As mulheres crescem sem acesso ao que esse ciclo carrega de informação psíquica. A menopausa — que nas tradições era a passagem para a fase da sábia, da anciã que já não perde seu sangue e o retém como sabedoria — é tratada como declínio e perda.
O feminino contemporâneo está muitas vezes privado dos mapas que orientariam sua própria jornada interna.

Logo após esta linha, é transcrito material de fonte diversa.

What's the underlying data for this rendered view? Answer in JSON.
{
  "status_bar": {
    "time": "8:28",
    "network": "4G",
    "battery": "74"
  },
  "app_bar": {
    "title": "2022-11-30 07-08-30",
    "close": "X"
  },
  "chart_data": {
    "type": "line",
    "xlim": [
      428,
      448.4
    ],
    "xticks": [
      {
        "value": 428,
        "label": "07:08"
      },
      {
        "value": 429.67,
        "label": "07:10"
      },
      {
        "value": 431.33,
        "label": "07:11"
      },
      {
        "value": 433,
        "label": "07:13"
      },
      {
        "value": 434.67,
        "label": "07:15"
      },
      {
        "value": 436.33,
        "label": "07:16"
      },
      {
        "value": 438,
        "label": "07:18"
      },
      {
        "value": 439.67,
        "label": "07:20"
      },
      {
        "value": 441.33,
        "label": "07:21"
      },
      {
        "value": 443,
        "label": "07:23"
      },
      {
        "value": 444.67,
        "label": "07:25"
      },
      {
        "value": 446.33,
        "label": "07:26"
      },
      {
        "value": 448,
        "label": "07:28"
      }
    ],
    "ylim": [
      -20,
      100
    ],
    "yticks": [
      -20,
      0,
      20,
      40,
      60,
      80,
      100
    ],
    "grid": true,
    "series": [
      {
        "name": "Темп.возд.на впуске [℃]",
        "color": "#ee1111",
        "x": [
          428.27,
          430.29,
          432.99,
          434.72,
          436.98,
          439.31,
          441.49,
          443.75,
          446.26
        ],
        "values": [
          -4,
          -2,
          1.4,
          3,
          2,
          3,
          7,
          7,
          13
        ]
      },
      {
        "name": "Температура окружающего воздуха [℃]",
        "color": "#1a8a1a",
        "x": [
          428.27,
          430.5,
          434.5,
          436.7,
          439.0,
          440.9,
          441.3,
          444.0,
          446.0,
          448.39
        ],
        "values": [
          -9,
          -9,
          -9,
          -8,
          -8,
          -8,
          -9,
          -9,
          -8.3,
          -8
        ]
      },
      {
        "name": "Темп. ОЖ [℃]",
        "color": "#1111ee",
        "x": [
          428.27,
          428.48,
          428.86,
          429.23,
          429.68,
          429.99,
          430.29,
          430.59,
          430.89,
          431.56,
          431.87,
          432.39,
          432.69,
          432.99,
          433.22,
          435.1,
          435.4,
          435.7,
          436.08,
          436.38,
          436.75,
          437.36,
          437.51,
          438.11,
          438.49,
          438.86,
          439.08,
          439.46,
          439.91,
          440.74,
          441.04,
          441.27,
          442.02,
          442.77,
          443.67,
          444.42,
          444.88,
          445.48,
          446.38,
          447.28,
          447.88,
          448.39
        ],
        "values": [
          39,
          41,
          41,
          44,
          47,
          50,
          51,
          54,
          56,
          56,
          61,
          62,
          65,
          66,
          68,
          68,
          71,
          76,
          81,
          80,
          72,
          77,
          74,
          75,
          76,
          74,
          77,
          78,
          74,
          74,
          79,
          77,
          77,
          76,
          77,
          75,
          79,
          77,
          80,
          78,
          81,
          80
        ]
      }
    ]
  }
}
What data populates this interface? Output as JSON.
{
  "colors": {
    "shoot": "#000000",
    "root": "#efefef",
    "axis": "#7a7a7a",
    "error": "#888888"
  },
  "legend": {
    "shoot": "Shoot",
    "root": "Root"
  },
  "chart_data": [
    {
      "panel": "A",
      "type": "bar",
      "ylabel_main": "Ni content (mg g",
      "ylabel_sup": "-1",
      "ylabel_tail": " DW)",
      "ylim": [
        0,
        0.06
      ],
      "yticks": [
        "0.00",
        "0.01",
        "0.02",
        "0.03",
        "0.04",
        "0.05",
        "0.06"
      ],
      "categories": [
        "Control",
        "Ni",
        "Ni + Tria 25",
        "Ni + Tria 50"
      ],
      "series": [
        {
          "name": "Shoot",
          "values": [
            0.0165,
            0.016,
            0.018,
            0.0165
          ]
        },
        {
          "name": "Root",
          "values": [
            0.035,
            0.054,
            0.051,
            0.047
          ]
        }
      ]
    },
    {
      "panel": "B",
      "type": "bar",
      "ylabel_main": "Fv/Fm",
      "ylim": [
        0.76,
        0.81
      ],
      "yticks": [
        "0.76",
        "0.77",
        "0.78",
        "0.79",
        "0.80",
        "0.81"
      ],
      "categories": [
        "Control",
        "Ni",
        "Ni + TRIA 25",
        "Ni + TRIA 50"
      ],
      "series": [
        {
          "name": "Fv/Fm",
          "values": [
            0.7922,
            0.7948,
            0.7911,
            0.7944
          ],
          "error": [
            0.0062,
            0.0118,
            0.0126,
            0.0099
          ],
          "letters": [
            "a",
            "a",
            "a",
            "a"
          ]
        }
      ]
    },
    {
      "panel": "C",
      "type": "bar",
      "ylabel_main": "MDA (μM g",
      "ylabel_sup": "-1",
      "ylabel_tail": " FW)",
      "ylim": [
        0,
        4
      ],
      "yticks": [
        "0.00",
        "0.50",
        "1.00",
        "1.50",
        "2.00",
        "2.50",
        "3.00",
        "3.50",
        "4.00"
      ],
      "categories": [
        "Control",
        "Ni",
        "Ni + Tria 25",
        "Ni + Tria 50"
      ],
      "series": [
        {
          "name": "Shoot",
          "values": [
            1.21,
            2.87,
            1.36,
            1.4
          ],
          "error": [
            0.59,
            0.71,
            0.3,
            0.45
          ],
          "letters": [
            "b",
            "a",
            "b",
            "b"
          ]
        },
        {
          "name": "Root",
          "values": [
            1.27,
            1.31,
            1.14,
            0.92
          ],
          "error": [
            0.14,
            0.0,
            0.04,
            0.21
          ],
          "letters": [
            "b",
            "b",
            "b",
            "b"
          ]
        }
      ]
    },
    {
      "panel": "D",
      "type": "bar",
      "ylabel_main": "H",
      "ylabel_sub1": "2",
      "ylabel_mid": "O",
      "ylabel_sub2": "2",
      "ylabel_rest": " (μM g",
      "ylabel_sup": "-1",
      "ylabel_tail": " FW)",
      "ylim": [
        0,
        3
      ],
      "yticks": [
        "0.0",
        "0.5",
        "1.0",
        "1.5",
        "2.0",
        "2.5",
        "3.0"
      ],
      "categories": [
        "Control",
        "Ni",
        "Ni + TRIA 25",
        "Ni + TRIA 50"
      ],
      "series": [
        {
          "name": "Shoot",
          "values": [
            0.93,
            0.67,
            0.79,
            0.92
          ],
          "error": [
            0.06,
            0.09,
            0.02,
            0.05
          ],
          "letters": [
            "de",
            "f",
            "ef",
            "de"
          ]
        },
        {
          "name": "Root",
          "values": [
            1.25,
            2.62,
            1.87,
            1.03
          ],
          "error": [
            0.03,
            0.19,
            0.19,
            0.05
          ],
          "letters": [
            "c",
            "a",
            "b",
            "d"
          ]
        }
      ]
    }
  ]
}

Ritos possíveis — o que podemos criar agora

A resposta não está em importar rituais de outras culturas sem compreensão de seu contexto. Está em identificar a estrutura do rito — separação, limiar, reincorporação — e criar experiências contemporâneas que a cumpram.

Na dimensão pessoal, isso pode ser um retiro de silêncio em que a pessoa se separa de sua rotina, enfrenta a si mesma sem distrações e retorna com algo novo. Pode ser uma jornada terapêutica que conduz a pessoa a um ponto de ruptura e reconstrução de sua narrativa. Pode ser um grupo de homens ou de mulheres que cria rituais de reconhecimento coletivo.

Na dimensão familiar, pode ser a celebração consciente da menarquia — não como evento social, mas como momento de transmissão entre gerações. Pode ser a conversa honesta do pai com o filho sobre o que significa tornar-se homem — não como imposição de papéis, mas como testemunho de uma travessia.

Na dimensão social, pode ser a valorização de espaços e práticas que criam pertencimento real: comunidades, tradições, celebrações que marcam o tempo e as transições. Qualquer coisa que tire a pessoa do anonimato do indivíduo isolado e a inscreva em algo maior.

“Siga sua felicidade — e não tenha medo. Portas se abrirão onde não havia portas antes.” — Joseph Campbell

A psicologia do afeto — que trata o ser humano não apenas como sistema cognitivo, mas como ser que ama, teme, pertence e se transforma — tem muito a dizer sobre esse tema. Porque no fundo, o que o rito oferece é afeto no sentido mais profundo:
a experiência de ser visto, sustentado e reconhecido em um momento de vulnerabilidade máxima.

A crise dos adultos que não se sentem adultos não é fraqueza individual.
É o sinal coletivo de uma cultura que deixou de oferecer as estruturas necessárias para que as pessoas se tornem quem são.